Hingga saat ini jumlah pemohon sudah mencapai 270 orang. Sedangkan dana yang akan digulirka di tahun 2010 ini mencapai Rp 1 miliar. Dana itu untuk digulirkan kepada 200 pengusaha kecil masing-masing Rp 5 juta. Sama seperti pinjaman tahun sebelumnya, setiap pengusaha kecil akan mendapatkan pinjaman bantuan modal Rp 5 juta per UKM. Pinjaman itu harus dikembalikan dalam jangka waktu 16 bulan. “Perbulan rata-rata mereka mengembalikan pinjaman sekitar Rp 328.125. Dan mereka harus menyerahkan fotocopy anggunan, seperti BPKB kendaraan bermotor atau lainnya sebagai jaminan,” kata Dedy Aprian.

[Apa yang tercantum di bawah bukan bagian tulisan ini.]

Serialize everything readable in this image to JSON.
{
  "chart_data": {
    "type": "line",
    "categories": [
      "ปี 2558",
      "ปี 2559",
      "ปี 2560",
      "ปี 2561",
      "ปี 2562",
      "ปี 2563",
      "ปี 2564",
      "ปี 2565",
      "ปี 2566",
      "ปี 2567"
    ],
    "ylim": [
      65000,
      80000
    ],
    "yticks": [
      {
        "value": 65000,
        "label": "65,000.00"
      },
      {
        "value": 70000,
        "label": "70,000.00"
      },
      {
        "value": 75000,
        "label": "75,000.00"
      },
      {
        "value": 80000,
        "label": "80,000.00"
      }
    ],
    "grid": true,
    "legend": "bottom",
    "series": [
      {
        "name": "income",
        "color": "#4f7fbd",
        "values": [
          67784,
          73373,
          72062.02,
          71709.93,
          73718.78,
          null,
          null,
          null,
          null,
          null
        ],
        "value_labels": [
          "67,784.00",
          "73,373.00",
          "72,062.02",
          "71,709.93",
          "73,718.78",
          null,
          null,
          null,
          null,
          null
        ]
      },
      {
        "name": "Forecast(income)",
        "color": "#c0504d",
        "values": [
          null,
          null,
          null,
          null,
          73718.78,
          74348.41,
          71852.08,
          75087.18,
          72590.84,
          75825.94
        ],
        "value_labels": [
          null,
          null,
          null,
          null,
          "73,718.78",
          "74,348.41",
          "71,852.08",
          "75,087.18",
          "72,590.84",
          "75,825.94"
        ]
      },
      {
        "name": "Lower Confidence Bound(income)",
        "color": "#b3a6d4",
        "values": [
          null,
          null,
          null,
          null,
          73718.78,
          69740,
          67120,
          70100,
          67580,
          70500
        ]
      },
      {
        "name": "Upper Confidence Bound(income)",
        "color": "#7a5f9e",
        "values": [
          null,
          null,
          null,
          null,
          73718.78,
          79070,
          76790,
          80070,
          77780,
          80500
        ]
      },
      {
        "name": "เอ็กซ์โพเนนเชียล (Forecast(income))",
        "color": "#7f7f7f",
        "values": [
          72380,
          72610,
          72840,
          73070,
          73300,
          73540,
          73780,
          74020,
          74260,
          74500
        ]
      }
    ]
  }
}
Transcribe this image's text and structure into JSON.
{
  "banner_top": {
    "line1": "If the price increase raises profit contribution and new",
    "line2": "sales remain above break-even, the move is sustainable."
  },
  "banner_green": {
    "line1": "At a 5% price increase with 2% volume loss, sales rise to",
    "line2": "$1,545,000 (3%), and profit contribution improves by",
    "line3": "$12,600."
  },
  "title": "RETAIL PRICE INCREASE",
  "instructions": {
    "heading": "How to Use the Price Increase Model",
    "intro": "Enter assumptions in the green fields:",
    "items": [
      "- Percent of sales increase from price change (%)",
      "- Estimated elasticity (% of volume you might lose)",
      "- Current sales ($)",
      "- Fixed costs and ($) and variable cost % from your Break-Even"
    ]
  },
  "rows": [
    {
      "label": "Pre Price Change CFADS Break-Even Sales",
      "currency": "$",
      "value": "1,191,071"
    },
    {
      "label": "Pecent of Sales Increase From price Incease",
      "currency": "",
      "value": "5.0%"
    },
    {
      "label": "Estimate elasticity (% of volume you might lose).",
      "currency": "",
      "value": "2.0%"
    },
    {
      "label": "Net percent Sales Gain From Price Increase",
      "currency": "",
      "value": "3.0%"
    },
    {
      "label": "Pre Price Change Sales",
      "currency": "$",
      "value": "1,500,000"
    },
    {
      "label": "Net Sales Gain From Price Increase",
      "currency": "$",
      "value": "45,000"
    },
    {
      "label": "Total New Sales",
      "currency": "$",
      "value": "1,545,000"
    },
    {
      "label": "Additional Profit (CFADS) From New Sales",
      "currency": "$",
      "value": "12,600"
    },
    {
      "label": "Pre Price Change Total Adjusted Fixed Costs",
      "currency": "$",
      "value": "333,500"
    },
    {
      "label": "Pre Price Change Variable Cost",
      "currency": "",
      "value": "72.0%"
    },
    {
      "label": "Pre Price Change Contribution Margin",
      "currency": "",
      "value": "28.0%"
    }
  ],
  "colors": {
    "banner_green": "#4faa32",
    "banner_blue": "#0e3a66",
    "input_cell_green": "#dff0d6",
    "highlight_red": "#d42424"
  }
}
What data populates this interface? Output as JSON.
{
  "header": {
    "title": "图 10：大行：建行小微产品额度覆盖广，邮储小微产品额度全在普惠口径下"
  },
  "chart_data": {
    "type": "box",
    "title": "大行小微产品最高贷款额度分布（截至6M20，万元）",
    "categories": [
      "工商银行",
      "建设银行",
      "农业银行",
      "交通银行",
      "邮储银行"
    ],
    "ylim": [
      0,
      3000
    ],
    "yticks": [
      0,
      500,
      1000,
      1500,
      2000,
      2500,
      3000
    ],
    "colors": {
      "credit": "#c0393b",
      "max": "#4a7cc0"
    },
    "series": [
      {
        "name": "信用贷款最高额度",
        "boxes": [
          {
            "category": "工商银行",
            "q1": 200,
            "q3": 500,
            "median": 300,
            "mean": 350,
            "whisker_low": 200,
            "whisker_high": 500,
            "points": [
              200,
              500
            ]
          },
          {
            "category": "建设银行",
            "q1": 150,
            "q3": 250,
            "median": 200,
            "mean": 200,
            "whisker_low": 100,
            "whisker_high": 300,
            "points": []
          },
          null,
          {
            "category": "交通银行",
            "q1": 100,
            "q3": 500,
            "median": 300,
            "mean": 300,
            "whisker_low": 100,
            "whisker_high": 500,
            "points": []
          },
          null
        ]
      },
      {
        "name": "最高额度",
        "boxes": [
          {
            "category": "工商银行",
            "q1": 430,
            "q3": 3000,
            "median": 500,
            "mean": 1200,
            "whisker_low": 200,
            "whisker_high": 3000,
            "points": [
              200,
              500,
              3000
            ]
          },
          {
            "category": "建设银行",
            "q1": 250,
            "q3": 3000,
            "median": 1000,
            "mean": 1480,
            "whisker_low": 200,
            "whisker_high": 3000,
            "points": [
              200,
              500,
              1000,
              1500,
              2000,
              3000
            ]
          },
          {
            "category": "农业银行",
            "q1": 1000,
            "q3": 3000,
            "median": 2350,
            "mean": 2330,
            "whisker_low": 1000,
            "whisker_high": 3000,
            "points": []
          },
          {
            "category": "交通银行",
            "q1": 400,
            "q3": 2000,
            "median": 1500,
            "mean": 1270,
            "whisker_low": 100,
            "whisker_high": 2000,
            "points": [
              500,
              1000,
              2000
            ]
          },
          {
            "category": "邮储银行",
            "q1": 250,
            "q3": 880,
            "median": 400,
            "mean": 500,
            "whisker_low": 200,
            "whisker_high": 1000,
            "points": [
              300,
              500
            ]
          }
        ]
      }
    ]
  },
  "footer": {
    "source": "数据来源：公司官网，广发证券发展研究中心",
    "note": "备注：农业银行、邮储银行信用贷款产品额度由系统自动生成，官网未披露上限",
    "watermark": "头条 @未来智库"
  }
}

Menurut Dedy Aprian, batas toleransi timbangan 0,003 gram. Kalau timbangan digital 0,001 gram. Timbangan yang dipakai pedagang masih pada batas toleransi tersebut. Setelah ditera ulang timbangan normal kembali,” ungkapnya.
Sebagaimana diketahui Disperindag Kota Lubuklinggau, bekerjasama dengan Disperindag Provinsi Sumatera Selatan (Sumsel), dan Balai Metrologi, Palembang satu tahun sekali melakukan tera ulang.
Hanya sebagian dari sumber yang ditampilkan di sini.